Digital cinema, and 50 shades of fibre

TV

Inside the enterprise: Controversially, the Berlin Film Festival, which runs until next Monday in the German capital, was picked for the first showing of 50 Shades of Grey.

Whatever you think of the film and EJ James' novel festival directors thought the opportunity to premiere 50 Shades was too good to turn down. And, like some 1,100 other films at the event, it arrived at the Zoo Palast cinema digitally, over fibre-optic cables.

The Berlin film festival is one of those projects that puts IT on its mettle. Each digital cinema "package" (DCP) is between 150 and 300GB; the festival screens 400 movies, and the associated film market, which runs in parallel, a further 700. In all, 60 cinemas and other venues take part, and there are 2,500 screenings.

Due to the way digital cinema servers work, most of these films have to be delivered overnight, after the last screening and before the first of the next day. The screening servers can struggle to play out a movie to the projectors at the same time as uploading or "ingesting" a DCP.

Add to that the fact directors might be working on a new release until the very last minute, finishing the movie and creating the DCP on a laptop, and it is clear why time is of the essence.

Nor is delivering a digital film easy for festival organisers. Moving to digital does away with the need to distribute physical, 35mm prints. But digital cinema files can include a huge variety of video and audio files. The Berlin Binale employs 15 people to check submissions, to ensure that the movies play the way the director intended.
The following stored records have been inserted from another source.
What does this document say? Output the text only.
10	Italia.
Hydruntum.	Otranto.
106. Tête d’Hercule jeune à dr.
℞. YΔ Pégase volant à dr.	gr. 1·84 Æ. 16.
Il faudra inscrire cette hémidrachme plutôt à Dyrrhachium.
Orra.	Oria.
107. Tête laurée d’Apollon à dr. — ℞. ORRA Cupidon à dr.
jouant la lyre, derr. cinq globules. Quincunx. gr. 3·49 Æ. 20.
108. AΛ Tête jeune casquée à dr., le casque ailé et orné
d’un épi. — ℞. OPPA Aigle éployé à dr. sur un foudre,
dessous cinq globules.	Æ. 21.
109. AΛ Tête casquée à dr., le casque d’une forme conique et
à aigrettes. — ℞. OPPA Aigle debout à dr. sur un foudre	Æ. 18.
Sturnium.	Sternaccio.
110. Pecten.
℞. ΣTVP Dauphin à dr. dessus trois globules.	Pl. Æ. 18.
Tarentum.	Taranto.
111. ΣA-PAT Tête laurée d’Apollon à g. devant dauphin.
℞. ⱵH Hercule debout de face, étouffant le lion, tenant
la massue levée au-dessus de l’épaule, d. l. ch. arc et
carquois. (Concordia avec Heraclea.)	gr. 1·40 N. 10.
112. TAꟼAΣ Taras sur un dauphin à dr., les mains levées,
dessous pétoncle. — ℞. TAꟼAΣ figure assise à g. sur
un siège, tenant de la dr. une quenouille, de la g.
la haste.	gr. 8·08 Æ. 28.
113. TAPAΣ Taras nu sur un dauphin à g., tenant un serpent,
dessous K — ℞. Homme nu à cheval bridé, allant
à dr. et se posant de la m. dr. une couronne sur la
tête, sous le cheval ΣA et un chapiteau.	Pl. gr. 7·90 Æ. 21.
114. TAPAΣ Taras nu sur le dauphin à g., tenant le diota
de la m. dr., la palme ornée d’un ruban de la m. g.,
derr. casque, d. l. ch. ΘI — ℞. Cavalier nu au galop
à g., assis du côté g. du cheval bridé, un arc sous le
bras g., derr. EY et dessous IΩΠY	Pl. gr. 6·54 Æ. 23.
The festival also has to bring in and store all the movies, and uses two 400TB servers to do this. During the festival, according to Ove Sander, the organisers will transfer around 500TB of data, or around 50TB a day.

Doing this requires a dedicated network. The Binale originally brought in the British networking company COLT to wire up its venues for the opening and closing ceremony broadcasts.

Now, there are some 250km of fibre connecting the cinemas and the festival office and datacentre. Each screen has at least a 500mbps link and most have a 1gbps connection; multiplexes have a 10 gigabit line, and the festival datacentre has multiple, 10 gigabit connections. "We also have dark fibre, where we can put in our own connections and transmit anything from complete DCPs, to Blu-ray and HDCam tape," says Sander.

This might seem a lot of bandwidth, but the pace of development in the movie industry means it is only really basic future proofing. Digital cinemas are already showing 2K and 4K films, but the latest cameras, such as the Red Dragon can film in 6K. And 8K cameras and so movies - are not far off.

And, if all this seems as remote from the daily lives of the CIO as the antics and wealth of Christian Grey, consider this: movie download services are already gearing up to send 4K films over the public internet.

Stephen Pritchard is a contributing editor at IT Pro.